そんな彼女が” 風天 ”のカウンターで食事をし、会話する中で教えてくれた。

『 你知道 无花果吗? 无花果的 "天妇罗" 很好吃的 !
『 ニージダォ ウーホァグオマ ?   ウーホァグオダ " ティエンフールオ " ヘンハオチーダ ! 』
=『 無花果ってしてる? 無花果の天ぷらはすごく美味しいよ!』とのこと。なんとなく面白いな、と想像しながら会話を終えた。

” 無花果の天ぷら "

 次の日だったか、その次の日だったかの午前中。
自宅のご飯材料を調達に市場に行くと、早速 果物屋にならぶ
" 無花果 "を見かける。それまで気にかけていなかっただけか、或いはこの年流行的に売り場に並んだかはわからない。長年中国にいて見かけ覚えがなかったので驚いて買って帰った。

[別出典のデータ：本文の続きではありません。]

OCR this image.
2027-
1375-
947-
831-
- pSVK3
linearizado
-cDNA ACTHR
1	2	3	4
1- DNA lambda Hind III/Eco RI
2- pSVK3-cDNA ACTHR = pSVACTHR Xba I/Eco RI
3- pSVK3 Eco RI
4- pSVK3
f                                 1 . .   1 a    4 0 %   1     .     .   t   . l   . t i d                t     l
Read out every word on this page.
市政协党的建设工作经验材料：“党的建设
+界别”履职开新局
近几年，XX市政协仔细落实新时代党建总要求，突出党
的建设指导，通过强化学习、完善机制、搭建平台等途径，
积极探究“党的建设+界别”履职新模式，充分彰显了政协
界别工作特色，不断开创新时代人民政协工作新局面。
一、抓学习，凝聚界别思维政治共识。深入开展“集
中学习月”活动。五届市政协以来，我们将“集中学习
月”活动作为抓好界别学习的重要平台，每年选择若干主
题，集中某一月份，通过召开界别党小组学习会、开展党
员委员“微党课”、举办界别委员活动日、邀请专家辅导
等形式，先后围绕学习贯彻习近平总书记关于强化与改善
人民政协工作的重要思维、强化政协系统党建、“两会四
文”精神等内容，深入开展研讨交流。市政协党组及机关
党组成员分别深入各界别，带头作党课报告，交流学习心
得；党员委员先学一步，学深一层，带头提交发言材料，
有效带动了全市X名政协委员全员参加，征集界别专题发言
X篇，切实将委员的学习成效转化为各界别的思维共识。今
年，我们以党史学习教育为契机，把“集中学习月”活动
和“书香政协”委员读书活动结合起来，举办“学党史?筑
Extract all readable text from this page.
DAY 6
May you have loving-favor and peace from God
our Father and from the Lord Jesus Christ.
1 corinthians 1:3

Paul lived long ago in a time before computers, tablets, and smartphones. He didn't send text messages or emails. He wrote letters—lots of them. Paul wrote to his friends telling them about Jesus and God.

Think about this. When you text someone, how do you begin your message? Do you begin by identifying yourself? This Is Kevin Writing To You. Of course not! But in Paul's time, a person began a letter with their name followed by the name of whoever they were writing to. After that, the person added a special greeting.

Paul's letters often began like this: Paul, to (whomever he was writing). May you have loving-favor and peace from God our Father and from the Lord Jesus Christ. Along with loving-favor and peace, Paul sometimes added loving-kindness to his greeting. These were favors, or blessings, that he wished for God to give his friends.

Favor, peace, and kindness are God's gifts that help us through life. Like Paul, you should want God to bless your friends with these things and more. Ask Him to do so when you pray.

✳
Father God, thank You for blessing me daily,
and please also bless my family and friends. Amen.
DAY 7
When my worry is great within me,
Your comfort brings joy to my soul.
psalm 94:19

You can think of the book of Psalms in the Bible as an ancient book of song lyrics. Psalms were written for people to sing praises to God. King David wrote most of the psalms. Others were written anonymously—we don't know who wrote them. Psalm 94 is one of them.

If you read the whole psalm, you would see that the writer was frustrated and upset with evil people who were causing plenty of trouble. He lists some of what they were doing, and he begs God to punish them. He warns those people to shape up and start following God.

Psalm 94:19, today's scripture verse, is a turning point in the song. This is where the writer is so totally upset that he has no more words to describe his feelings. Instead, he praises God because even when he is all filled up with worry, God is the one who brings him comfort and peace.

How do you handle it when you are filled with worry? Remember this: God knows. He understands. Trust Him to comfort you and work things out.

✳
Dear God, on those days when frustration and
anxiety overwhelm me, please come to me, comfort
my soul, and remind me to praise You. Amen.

 ちょとした会話からだったが、聞いて 興味は持っていたので試すことにする。

よく見ると確かに多くの花が身の中に。


 果物だから当然汁気があり、糖分もある。一口に切って揚げるとまぁまぁ。

 果汁の流出を防ぐために、塊で揚げてみた。

見た目にインパクトがある。

割ってみる。

ええ感じや。


 見た目がどうこうというよりも、味的、料理としての価値として、
丸揚げを割るのが圧倒的に上である。

 カリッとした衣と、柔らかでクリーミーにすら感じる食感。そのコントラストがたまらない。優しい芳香と、適度な甘みと酸味、” 確かに 美味しい! "。
私自身が大ハマり、大絶賛である。暫くない驚きをもった感動があった。

塩も天つゆも要らない。

米の友( おかず )にもならず、酒のアテ( つまみ )にもならない、そしてデザートにもなれない " 無花果の天ぷら "。
敢えてポジションを与えるならば、” 箸休め "。料理の合間を司るべきだ。
揚げ物で ハシヤスメ?
他の料理、素材に影響せず口の中を整えてくれそうな気がした。直感の話。


果物。デザートや箸休めなんてカッコつけなくていいか、
良い " おやつ " として是非試してみてもらいたい一品。本当に美味しいから。